— А зачем я вам нужен?
— Зачем? Да затем, что нам просто необходима такая крепкая опора, как ты, — сказал Скотт, имитируя чисто английские интонации.
— А разве вы не умеете водить машину? — спросил я.
— Да конечно умею. Не в этом дело. Нам необходимо такое ясноглазое, такое кристальное, надежное и честное существо, как ты в своей замечательной куртке, — на случай, если мы с Эрнестом напьемся одновременно. Потому что я не хочу, чтобы меня угробил Эрнест, а Эрнест не хочет, чтобы его угробил я. А что, по-твоему, будет, если один из нас сядет за руль и сшибет какого-нибудь зазевавшегося, безмозглого, упившегося французишку? — Он поежился. — Страшно подумать! Скажут, что мы были пьяны вдрызг, и сдерут с нас последние рубашки.
В то время Хемингуэю и Фицджеральду еще не исполнилось и тридцати, и с рубашками у них дело обстояло весьма благополучно. Фицджеральд уже напечатал «Великого Гэтсби» и работал над романом «Ночь нежна», а Хемингуэю принесла известность книга «Прощай, оружие!». Я встретился с ними в самую лучшую, самую благополучную пору их жизни, им было что терять, хотя тогда я этого не знал.

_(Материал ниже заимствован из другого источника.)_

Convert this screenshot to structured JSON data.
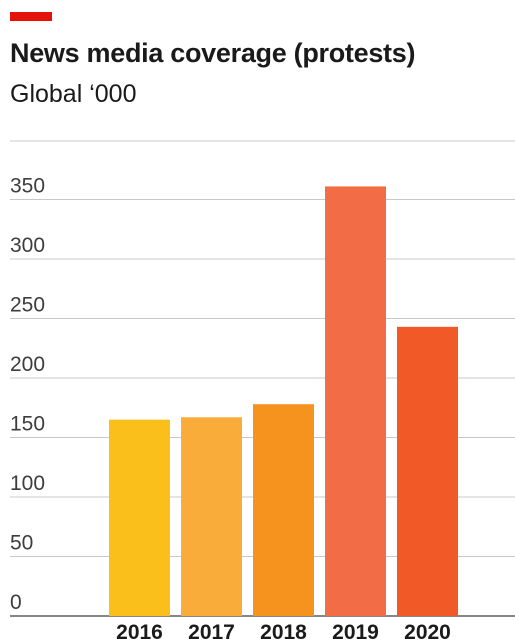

Скотт пошел со мной вниз по лестнице и тихо, но по-юношески живо и проникновенно заговорил так, как говорят, когда чувствуют потребность поделиться с тобой, и только с одним тобой.
— Я скажу тебе, в чем тут дело, Кит, — сказал он доверительно. — Я тебе честно скажу, почему мы с Эрнестом затеяли эту поездку.
На площадке первого этажа была небольшая ниша, где стоял небольшой диванчик. Скотт сел и потянул меня за рукав; я тоже опустился на мягкое сиденье.
— Дело в том, что в жизни у меня и у Эрнеста сейчас назревает опасный перелом, — очень серьезно произнес Скотт, но тут же засмеялся, а когда Скотт смеялся, он смеялся как бы про себя, словно подметив что-то смешное, чего не усмотрели другие.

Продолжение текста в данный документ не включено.